Gender pay gap reporting has spurred action by employers

Out-Law News | 14 Nov 2018 | 2:36 pm | 3 min. read

Over 80% of large employers have taken or have planned to take action to address gender pay inequalities as a result of new transparency requirements, according to new research.

The report, by think tank the Institute of Public Policy Research (IPPR), is recommending that large employers begin publishing annual 'Fair Pay Reports', which go beyond the information required by the gender pay gap (GPG) reporting regulations to include ethnicity and disability pay gaps. It also recommends new transparency requirements for smaller firms with 50 or more employees, though with a more limited and less frequent reporting requirement and a transition period to allow time to adjust.

IPPR found strong employer support for gender pay reporting despite initial unease during its research, with four in five respondents saying that the requirements should be maintained. Employers were also willing to consider extending pay gap reporting to other areas including ethnicity, something on which the government is currently consulting.

Gender pay gap reporting expert Helen Corden of Pinsent Masons, the law firm behind, said that it was clear from the findings and recommendations of the report that gender pay gap reporting was "just the beginning" for firms. Pinsent Masons supported the IPPR research.

"Investors, employees and the media will be able to track progress against company action plans and will start asking what companies are doing next in terms of ethnicity and disability reporting and the wider fair pay agenda," she said.

"Those companies wishing to be seen to be leading the way in this area need to start preparing now and owning the issue. For example, consideration needs to be given to how they are going to address the 'fair pay' agenda; and how they are going to deal with increased pressure for pay transparency when discussing the issue of pay has always been, and still is, a taboo subject. By moving beyond gender pay and equal pay to consider fair pay, companies can prepare themselves for future reporting requirements and challenging questions," she said.

The GPG reporting regulations came into force in April 2017. They require private and voluntary sectors with 250 employees or more to publish GPG data for their organisation.
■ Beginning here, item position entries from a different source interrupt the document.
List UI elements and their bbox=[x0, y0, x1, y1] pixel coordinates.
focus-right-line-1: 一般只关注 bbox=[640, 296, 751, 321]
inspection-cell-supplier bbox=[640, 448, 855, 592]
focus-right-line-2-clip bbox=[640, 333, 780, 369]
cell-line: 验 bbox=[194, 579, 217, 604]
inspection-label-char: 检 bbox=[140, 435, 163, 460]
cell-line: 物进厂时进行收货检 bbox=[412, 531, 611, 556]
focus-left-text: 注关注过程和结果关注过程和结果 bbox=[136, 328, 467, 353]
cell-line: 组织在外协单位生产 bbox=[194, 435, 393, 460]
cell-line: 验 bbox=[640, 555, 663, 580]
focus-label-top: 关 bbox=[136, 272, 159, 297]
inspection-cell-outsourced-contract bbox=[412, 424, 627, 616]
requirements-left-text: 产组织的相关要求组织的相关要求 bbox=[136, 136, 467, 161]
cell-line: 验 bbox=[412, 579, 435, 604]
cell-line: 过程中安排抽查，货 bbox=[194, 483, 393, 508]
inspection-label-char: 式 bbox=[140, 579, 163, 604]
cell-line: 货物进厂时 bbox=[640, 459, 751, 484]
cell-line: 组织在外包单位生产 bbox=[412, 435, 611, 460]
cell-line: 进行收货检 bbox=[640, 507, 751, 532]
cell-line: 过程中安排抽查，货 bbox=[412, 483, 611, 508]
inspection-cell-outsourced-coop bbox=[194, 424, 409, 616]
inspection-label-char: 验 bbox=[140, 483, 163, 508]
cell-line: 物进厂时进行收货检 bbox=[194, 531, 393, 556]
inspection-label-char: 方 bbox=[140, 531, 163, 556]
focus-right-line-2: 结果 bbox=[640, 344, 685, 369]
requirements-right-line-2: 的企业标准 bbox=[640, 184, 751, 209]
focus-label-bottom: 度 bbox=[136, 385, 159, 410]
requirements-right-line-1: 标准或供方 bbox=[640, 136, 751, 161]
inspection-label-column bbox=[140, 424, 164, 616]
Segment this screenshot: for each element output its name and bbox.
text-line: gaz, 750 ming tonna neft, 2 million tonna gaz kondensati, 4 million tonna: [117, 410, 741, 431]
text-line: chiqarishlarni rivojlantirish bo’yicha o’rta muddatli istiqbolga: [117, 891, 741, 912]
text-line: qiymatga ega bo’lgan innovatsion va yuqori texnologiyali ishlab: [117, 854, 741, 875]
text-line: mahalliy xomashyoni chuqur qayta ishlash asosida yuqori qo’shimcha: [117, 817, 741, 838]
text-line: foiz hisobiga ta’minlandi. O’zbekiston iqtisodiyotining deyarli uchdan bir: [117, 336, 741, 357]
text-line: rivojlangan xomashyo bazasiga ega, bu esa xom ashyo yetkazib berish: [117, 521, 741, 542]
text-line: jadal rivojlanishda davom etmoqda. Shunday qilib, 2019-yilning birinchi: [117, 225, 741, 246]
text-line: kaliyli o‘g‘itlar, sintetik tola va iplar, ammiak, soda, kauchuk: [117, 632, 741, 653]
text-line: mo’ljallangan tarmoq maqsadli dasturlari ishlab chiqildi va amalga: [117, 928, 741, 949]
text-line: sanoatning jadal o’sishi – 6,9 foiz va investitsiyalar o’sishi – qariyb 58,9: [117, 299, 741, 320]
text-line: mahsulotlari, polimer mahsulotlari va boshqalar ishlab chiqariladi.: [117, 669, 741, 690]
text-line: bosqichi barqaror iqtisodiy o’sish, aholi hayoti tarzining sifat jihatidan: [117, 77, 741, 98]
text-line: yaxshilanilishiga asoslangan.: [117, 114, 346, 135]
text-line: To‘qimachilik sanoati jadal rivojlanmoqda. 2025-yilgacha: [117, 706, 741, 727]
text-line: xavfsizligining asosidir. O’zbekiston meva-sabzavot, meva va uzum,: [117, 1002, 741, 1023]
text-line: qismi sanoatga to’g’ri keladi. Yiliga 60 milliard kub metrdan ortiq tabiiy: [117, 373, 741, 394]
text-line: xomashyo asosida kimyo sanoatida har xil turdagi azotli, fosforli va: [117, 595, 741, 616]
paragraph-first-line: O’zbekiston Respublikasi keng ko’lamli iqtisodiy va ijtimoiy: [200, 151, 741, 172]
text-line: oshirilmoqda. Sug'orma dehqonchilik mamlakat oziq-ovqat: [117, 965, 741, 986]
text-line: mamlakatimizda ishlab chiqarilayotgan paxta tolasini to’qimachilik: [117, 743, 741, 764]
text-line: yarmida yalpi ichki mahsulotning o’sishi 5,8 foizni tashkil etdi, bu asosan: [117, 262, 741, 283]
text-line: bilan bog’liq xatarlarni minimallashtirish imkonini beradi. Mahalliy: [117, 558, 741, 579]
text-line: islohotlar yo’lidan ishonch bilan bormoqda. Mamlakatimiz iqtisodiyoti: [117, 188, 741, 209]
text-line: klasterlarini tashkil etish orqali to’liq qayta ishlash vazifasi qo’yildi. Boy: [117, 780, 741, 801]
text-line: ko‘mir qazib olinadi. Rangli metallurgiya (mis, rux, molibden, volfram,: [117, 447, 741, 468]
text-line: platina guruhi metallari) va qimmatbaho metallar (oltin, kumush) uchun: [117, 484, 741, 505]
Similar requirements apply to public sector employers. The deadline for the first reports, to contain gender pay gap information as at 5 April 2017, was 6 April 2018.

Large UK companies will also be required to publish and justify the ratio of average employee to chief executive pay as part of further transparency requirements, which will come into force on 1 January 2019 subject to parliamentary approval. The government has also begun a call for evidence seeking views from employers about the best approach to ethnicity pay gap reporting, with a view to allowing for "decisive action" on workplace diversity without placing undue burdens on businesses.

The IPPR research is the first comprehensive assessment of the impact of gender pay reporting, highlighting how the regulations have had a positive impact and setting out ideas for how they can be improved and extended. Its report was based on findings from a survey, interviews and a focus group of 60 employers.

The new fair pay reports, as envisaged by the IPPR, would cover gender, ethnicity and disability pay gaps, as well as the ratio of chief executive to average employee pay and the proportion of workers paid below the real Living Wage. The report would also include additional narrative information, setting out the employer's understanding of their pay gaps as well as their plans to tackle them.

IPPR has also recommended that employers publish pay ranges by role internally, and give employees a new right to request comparison data of pay levels and a new collective right to trigger and independent equal pay audit. This would make it easier for employees to uncover and tackle illegal unequal pay, where women are paid less then men for work of equal value.

"The early signs are that gender pay reporting has been a success," said IPPR senior research fellow Joe Dromey. "We should build on this success with a radical extension of pay transparency."

"While transparency will help, it alone will not tackle pay inequality. So alongside this, we need to see action from employers and from government to address the structural drivers of inequality," he said.